Antico vitigno di origine adriatica, conosciuto anche come Trebbiano di Teramo in Abruzzo, è da sempre considerato un parente del Trebbiano Giallo. Riporta inoltre molti altri sinonimi che hanno contribuito nel tempo a grandi confusioni di identità. Si tratta di un’uva di buona resistenza sia agli eventi metereologici che alle malattie e ha sempre dato buona consistenza qualitativa e alte rese produttive. Per queste caratteristiche era particolarmente apprezzato dai viticoltori che usavano chiamarla Scacciadebito, Pagadebito o Uva d’Oro, chiaro riferimento alla capacità della Passerina di garantire una buona rendita agricola.
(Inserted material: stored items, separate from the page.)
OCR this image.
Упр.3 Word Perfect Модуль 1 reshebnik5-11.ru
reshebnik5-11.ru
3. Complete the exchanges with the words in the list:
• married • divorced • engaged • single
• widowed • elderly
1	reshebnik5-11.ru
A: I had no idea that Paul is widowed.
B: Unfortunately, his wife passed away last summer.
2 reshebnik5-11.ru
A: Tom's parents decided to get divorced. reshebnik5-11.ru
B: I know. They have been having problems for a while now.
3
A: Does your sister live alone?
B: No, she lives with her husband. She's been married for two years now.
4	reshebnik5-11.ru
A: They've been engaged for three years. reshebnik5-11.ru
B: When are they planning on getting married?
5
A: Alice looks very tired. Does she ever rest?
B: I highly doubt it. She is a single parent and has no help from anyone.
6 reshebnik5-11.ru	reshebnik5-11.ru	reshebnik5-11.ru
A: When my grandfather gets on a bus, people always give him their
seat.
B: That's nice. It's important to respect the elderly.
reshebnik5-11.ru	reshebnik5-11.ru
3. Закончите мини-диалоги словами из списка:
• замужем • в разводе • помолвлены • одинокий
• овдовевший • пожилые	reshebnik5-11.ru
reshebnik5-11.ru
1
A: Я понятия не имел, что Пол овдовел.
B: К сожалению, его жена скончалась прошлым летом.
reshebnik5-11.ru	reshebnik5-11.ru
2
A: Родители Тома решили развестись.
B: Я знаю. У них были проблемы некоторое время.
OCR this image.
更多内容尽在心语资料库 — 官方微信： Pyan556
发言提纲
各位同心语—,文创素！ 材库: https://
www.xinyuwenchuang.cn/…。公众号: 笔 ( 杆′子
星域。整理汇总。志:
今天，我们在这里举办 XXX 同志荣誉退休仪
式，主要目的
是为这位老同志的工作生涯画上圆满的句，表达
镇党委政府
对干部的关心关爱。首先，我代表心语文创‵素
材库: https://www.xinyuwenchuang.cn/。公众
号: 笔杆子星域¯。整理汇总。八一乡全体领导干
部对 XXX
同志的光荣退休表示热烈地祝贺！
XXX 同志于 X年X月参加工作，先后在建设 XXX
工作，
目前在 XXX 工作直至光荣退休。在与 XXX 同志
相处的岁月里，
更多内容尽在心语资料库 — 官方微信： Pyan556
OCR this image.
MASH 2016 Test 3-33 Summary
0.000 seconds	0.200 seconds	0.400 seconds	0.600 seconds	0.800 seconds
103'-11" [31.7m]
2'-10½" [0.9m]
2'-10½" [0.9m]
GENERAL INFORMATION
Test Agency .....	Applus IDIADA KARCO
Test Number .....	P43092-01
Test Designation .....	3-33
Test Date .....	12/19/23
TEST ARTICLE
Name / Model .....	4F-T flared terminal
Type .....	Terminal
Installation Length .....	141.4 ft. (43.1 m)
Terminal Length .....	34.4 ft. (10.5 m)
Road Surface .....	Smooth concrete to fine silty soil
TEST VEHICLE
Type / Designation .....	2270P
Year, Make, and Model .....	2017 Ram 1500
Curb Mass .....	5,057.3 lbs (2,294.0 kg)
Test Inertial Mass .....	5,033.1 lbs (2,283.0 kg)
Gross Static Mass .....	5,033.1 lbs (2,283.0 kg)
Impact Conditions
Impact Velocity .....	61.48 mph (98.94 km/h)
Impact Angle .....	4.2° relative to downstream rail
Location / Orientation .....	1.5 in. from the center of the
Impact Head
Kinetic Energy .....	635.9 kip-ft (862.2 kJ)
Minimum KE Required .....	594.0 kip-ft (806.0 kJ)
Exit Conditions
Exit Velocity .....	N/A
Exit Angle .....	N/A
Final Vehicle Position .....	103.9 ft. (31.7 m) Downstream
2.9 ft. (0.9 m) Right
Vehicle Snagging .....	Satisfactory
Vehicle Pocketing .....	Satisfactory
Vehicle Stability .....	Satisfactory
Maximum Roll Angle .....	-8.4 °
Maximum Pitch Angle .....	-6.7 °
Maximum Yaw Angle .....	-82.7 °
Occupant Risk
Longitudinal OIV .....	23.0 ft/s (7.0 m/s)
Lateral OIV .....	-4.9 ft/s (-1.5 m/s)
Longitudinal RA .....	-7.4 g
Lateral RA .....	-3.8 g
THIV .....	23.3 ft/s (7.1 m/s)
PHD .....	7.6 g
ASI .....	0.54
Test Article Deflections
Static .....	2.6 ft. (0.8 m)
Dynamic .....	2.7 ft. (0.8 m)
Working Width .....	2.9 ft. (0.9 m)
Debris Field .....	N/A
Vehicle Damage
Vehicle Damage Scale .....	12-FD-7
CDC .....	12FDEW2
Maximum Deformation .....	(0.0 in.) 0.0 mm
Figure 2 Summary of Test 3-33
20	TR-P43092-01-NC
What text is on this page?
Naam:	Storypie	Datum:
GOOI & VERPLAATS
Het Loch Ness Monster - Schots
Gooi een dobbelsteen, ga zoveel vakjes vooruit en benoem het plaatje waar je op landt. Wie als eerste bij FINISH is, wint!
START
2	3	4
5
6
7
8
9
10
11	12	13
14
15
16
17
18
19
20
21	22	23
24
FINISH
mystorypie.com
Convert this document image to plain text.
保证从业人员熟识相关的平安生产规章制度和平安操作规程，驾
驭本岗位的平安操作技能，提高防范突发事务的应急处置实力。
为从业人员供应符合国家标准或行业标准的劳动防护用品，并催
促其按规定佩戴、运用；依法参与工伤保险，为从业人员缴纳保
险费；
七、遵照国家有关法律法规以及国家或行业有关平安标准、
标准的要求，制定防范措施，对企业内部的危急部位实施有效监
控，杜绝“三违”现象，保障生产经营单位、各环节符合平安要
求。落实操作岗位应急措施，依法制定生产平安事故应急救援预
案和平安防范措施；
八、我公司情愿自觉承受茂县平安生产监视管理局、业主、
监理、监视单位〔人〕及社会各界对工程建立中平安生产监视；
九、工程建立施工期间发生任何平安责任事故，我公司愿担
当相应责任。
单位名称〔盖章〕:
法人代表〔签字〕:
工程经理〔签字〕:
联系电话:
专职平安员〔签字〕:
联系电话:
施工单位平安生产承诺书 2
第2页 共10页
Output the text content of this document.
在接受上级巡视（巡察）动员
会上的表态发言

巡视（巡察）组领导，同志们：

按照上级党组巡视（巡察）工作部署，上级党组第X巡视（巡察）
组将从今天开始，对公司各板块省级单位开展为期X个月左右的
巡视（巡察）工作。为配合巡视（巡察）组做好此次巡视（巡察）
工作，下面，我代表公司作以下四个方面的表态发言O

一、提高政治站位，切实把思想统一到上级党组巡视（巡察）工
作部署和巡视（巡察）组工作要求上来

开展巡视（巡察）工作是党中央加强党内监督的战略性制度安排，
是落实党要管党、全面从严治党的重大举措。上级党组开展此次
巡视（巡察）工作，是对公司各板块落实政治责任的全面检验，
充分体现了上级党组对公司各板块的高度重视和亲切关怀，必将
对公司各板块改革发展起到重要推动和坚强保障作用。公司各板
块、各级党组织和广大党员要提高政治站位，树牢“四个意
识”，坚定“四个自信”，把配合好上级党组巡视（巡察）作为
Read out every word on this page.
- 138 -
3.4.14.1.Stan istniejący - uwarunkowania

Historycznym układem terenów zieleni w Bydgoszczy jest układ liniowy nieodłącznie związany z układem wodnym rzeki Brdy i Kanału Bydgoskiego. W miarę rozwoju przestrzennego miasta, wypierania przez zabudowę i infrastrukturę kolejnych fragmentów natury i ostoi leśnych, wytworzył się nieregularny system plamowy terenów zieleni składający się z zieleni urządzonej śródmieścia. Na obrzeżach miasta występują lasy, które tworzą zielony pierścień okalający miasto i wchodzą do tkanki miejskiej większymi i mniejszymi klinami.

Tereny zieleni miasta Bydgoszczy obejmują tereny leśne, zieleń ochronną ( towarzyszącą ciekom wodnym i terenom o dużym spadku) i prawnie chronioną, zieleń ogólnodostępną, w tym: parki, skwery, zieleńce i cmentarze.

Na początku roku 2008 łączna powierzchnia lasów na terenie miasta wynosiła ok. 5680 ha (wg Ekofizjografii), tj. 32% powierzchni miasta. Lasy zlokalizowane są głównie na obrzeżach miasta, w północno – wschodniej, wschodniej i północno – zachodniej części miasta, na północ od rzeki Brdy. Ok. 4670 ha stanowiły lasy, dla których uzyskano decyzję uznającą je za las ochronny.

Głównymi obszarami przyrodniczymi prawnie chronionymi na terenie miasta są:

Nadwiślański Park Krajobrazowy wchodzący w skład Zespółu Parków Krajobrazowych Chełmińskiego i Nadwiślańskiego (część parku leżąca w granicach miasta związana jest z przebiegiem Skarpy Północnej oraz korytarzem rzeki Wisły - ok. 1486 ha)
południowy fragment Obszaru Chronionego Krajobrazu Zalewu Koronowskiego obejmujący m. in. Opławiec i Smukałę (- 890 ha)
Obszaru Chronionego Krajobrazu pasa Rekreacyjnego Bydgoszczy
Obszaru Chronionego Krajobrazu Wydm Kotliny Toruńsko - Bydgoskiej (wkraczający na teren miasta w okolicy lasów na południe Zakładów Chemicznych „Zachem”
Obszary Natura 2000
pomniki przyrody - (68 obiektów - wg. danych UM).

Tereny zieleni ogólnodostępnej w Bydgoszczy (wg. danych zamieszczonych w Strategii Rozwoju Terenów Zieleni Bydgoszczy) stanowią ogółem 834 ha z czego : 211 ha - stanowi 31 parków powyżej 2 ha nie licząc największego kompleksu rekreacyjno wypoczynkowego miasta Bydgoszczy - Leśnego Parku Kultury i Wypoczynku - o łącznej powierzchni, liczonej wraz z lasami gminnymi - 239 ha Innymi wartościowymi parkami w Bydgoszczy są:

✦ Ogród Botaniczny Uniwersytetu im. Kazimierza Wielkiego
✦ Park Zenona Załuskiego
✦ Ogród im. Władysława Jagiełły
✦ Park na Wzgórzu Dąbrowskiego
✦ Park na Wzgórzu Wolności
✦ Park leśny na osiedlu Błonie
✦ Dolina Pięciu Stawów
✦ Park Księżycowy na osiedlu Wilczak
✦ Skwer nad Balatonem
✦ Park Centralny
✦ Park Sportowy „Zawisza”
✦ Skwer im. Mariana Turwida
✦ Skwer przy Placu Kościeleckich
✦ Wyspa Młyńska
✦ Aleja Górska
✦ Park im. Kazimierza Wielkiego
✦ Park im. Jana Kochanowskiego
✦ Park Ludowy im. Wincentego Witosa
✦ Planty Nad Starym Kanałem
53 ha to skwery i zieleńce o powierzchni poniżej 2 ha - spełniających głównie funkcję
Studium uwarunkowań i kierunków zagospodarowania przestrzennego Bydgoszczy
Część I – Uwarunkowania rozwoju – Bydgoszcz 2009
Uva molto diffusa nella provincia di Ascoli Piceno, vinificata in purezza ma anche in assemblaggio con il vitigno Pecorino, presente nella DOC Offida e Falerio.

IL “VINO” PASSERINA

Sia nella versione in assemblaggio, ma meglio in purezza, la Passerina esprime un vino di colore giallo paglierino brillante, media intensità, sentori olfattivi floreali ed un gusto minerale, caldo e avvolgente. Vengono prodotte anche versioni Spumante e Passito, dimostrando ancora una volta la grande versatilità di questo vitigno.